Hat dieser Ertrag unserer Untersuchung seine Bewandtnis allein für die theoretische Klärung der Frage, ob und wie Christentum Religion sei oder nicht? Die angestellten Überlegungen zielen, wenigstens auch, hinein in die konkrete Situation. Religion wird für viele heute „unwirklich"; die Ausgänge des Daseins zur Transzendenz scheinen versperrt. Die überlieferten Formen und Formeln assoziieren sich kaum mit gegenwärtigen Erfahrungen; Modernisierungen erscheinen ein Notbehelf zu sein. Zwei Versuchungen, außer der zur offenen oder lautlosen Emigration, legen sich nahe. Die Reduktion des Religiösen aufs Mitmenschliche, die Erklärung der Horizontalen zur einzigen Richtung des Daseins ist die eine. Die Problematik solcher Verkürzung wird verhältnismäßig rasch offenbar, und heute führt sie nicht selten zur Auswanderung nach innen, zum Versuch einer neuen Innerlichkeit, die aber, wenigstens in vielen ihrer Zeugnisse, Transzendenz mit der Mutation eigener Möglichkeiten radikaler Immanenz im Ich verwechselt. Wird nun aber christlicher Glaube von seiner inneren Struktur her gesehen und gelebt, so erschließt sich in ihm eine Möglichkeit, die den Bann in die bloße Horizontale ebenso wie den Verlust des Welthaften auf der Flucht nach innen durchbricht. Jawohl, Gott begegnet uns in der Horizontalen, er begegnet uns in Jesus, der einer von uns geworden ist und der uns auf seinen Weg zum Letzten und Geringsten mitnimmt. Er begegnet uns im Menschen, mit dem er sich identifiziert hat, er begegnet uns in den hoffnungslosen und absurden Situationen des Daseins, die er in sich selbst übernommen hat, und so kann er uns auch in seinem Wort und in der Gemeinde derer begegnen, die sich von sich her genauso armselig und ratlos wie [89] wir alle auf sein Zeugnis eingelassen haben. Doch wer ihn sieht, der sieht nicht nur Programme und Projektionen, der sieht aber auch nicht nur sich selbst und seine Misere im Spiegel eines edlen menschlichen Mitleids, wer ihn sieht, der sieht den Vater.
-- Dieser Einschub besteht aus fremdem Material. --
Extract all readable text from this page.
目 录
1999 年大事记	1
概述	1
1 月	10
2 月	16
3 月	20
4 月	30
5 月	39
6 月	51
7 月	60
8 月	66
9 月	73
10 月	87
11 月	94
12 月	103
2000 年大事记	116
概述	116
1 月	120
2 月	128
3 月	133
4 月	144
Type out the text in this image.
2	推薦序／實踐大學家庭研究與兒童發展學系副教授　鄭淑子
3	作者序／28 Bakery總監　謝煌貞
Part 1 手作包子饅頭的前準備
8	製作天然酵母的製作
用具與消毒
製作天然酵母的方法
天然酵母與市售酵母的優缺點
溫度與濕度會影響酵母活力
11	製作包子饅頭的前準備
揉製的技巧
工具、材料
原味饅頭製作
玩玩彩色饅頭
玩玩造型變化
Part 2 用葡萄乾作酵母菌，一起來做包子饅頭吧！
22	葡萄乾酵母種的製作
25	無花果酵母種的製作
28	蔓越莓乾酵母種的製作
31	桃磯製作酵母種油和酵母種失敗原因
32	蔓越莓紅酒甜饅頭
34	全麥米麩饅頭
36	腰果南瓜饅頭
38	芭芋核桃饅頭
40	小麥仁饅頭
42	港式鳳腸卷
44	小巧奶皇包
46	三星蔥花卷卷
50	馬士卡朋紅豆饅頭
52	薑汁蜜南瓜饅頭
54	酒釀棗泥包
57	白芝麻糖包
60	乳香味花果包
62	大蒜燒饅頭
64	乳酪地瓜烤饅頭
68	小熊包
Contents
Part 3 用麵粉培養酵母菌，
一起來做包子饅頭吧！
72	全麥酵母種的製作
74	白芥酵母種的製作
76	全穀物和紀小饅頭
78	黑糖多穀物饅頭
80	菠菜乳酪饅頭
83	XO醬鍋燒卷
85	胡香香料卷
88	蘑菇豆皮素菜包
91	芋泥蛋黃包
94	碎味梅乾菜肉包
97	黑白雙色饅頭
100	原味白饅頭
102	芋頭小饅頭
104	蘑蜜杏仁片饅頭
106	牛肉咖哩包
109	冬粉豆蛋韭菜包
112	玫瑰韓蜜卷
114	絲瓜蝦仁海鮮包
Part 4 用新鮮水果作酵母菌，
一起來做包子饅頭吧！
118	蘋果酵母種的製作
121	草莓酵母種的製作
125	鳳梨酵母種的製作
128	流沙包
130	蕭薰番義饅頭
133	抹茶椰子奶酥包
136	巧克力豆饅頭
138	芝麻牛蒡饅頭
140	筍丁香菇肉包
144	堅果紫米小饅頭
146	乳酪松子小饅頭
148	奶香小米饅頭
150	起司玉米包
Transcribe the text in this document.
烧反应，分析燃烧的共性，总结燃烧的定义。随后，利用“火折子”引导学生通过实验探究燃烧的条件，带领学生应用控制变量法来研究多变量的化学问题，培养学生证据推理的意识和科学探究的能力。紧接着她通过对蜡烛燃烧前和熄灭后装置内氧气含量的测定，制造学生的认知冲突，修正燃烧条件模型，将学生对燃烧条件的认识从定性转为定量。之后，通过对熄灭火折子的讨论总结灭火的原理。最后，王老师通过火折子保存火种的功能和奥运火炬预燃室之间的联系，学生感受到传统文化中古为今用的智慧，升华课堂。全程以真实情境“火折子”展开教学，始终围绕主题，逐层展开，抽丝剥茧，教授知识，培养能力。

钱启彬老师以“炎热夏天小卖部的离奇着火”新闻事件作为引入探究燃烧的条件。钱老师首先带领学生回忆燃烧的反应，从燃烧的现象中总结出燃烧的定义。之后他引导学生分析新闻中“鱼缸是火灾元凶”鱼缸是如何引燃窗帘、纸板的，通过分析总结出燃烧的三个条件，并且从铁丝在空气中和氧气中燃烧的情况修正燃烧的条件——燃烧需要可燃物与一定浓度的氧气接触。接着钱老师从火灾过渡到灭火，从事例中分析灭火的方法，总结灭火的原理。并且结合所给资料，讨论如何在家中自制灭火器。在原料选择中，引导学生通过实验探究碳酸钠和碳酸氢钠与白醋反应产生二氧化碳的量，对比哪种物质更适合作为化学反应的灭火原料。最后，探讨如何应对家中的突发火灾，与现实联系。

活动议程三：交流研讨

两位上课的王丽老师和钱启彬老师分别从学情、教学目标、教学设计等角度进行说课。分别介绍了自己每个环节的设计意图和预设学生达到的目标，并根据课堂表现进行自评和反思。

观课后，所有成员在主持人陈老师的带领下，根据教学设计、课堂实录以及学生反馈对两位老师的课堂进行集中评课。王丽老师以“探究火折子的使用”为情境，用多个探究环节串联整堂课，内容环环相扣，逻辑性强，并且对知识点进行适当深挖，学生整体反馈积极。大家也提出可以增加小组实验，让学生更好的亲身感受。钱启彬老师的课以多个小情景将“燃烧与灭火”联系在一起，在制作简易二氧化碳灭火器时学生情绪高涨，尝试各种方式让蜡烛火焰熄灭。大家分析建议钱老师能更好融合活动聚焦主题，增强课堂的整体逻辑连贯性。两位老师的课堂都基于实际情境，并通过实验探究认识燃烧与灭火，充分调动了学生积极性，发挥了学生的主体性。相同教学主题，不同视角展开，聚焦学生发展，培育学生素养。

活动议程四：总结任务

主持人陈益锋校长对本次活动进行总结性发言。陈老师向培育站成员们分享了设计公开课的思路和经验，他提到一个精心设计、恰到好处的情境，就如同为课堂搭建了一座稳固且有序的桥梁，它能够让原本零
Er wird eingeladen im Glauben an eine unbedingte Liebe, diese Liebe mitzutun, diese Liebe „mitzusein“ und darin ja und du zu sagen zu dem, der unerdenklich und unerschwinglich Liebe ist. Das aber ist Weg über alle erfahrbare Wirklichkeit hinaus und gerade darum Weg in die erfahrbare Wirklichkeit hinein.